The key finding of this project is the successful creation of a Volatility Prediction Model that demonstrated a strong, verifiable ability to predict future risk based on the linguistic patterns in corporate earnings calls.
- Automated Data Pipeline: Downloads and processes years of earnings call transcripts from the
kurry/sp500_earnings_transcriptsdataset on Hugging Face. - Advanced Feature Engineering: Calculates dozens of linguistic features, including sentiment, complexity, and risk keyword density, and normalizes them using Z-scores to measure deviation from a company's historical average.

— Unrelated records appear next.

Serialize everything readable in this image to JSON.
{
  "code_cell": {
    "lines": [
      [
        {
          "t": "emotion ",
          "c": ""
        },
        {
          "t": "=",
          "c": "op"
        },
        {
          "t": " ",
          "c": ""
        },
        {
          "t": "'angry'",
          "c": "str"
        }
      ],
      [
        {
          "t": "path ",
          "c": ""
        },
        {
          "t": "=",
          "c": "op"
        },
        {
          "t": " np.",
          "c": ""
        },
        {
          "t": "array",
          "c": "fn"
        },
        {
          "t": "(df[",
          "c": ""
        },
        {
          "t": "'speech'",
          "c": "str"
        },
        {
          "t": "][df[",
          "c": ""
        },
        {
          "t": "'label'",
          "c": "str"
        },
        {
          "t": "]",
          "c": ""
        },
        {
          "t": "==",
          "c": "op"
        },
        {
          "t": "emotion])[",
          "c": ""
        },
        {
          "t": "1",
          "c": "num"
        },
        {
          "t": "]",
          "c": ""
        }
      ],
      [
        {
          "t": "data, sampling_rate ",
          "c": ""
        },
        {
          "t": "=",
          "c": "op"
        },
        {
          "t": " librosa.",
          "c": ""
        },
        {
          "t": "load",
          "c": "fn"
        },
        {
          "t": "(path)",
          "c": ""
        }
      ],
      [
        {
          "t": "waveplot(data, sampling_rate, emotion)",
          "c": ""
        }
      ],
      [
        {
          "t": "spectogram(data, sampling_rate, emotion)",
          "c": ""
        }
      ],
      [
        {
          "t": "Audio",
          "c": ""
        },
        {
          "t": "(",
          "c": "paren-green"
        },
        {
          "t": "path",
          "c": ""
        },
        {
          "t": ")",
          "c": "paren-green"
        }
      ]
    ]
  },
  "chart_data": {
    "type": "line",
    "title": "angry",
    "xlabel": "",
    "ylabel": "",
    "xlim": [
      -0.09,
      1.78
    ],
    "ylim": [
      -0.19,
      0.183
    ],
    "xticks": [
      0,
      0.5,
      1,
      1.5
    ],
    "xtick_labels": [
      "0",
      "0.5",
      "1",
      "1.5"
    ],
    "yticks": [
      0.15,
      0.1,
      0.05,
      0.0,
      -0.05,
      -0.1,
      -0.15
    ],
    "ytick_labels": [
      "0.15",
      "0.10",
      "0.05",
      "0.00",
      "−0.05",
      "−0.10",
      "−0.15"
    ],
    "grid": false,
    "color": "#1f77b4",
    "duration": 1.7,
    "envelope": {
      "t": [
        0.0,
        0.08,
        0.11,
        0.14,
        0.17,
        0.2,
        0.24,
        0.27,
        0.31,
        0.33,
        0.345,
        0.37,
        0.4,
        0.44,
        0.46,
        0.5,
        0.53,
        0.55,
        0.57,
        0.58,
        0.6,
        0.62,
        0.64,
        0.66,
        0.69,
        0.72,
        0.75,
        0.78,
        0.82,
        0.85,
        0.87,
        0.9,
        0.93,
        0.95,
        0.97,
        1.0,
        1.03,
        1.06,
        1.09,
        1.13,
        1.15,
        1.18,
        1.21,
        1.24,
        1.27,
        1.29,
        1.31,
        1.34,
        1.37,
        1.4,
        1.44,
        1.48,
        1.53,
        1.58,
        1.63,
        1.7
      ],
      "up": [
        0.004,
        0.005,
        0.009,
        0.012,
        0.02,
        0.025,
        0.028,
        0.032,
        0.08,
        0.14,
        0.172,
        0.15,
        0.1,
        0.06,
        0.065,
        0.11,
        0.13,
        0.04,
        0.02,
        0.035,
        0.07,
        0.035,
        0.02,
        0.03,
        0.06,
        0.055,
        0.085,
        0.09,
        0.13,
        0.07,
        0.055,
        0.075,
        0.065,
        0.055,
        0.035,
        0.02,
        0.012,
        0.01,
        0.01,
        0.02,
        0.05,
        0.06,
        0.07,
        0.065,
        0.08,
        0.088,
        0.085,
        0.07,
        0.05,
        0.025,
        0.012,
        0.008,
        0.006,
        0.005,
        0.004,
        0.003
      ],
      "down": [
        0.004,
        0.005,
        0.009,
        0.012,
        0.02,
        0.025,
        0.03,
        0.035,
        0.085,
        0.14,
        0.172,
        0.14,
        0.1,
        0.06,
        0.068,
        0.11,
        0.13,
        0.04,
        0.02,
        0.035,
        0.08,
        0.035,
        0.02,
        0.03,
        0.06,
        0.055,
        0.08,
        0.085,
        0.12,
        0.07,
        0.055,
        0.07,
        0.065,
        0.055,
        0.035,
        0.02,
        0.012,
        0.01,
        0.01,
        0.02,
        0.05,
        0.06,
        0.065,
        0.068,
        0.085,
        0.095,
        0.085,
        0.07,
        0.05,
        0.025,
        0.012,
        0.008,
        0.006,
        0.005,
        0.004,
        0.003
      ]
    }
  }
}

- Dual Predictive Models: Trains two separate ensemble machine learning models:
- Volatility Prediction Model (Successful): Predicts whether the next quarter will be a high or low volatility period with high accuracy.
- Return Direction Model (Experimental): Predicts whether the next quarter's stock return will be positive or negative.
- Rigorous Backtesting: Utilizes a strict temporal hold-out set (2024 data) to evaluate model performance on completely unseen data.
- Interactive Dashboard: A multi-page Streamlit application to visualize the linguistic features and the final model performance metrics.
linguistic-alpha/
├── analysis/
│ ├── data_loader.py # Downloads and processes transcript data
│ ├── transcript_feature_engineering.py # Calculates linguistic features
│ ├── model_training.py # Trains and saves the ML models
│ └── backtest.py # Evaluates models on hold-out data
├── dashboard/
│ ├── app.py # Main Streamlit app
│ └── pages/ # Dashboard pages for analysis and model performance
├── output/ # Stores generated data and trained models
├── run_pipeline.py # Main script to run the entire pipeline
├── requirements.txt
└── README.md
-
Clone the Repository:
git clone <your-repo-url> cd linguistic-alpha
-
Create and Activate a Virtual Environment:
python -m venv venv source venv/bin/activate -
Install Dependencies:
pip install -r requirements.txt
-
Run the Full Pipeline: This command will download the data, perform feature engineering, train the models, and run the backtest. This will take some time as it processes over a decade of data.
python run_pipeline.py
-
Launch the Dashboard: After the pipeline completes, you can view the results.
streamlit run dashboard/app.py
The primary success of this project is the Volatility Prediction Model, which achieved an Accuracy of 81.25% and an AUC Score of 0.85 on the 2024 hold-out set. This demonstrates a strong predictive signal in linguistic data for forecasting future market risk. The Return Prediction Model did not show significant predictive power, confirming the difficulty of predicting stock direction.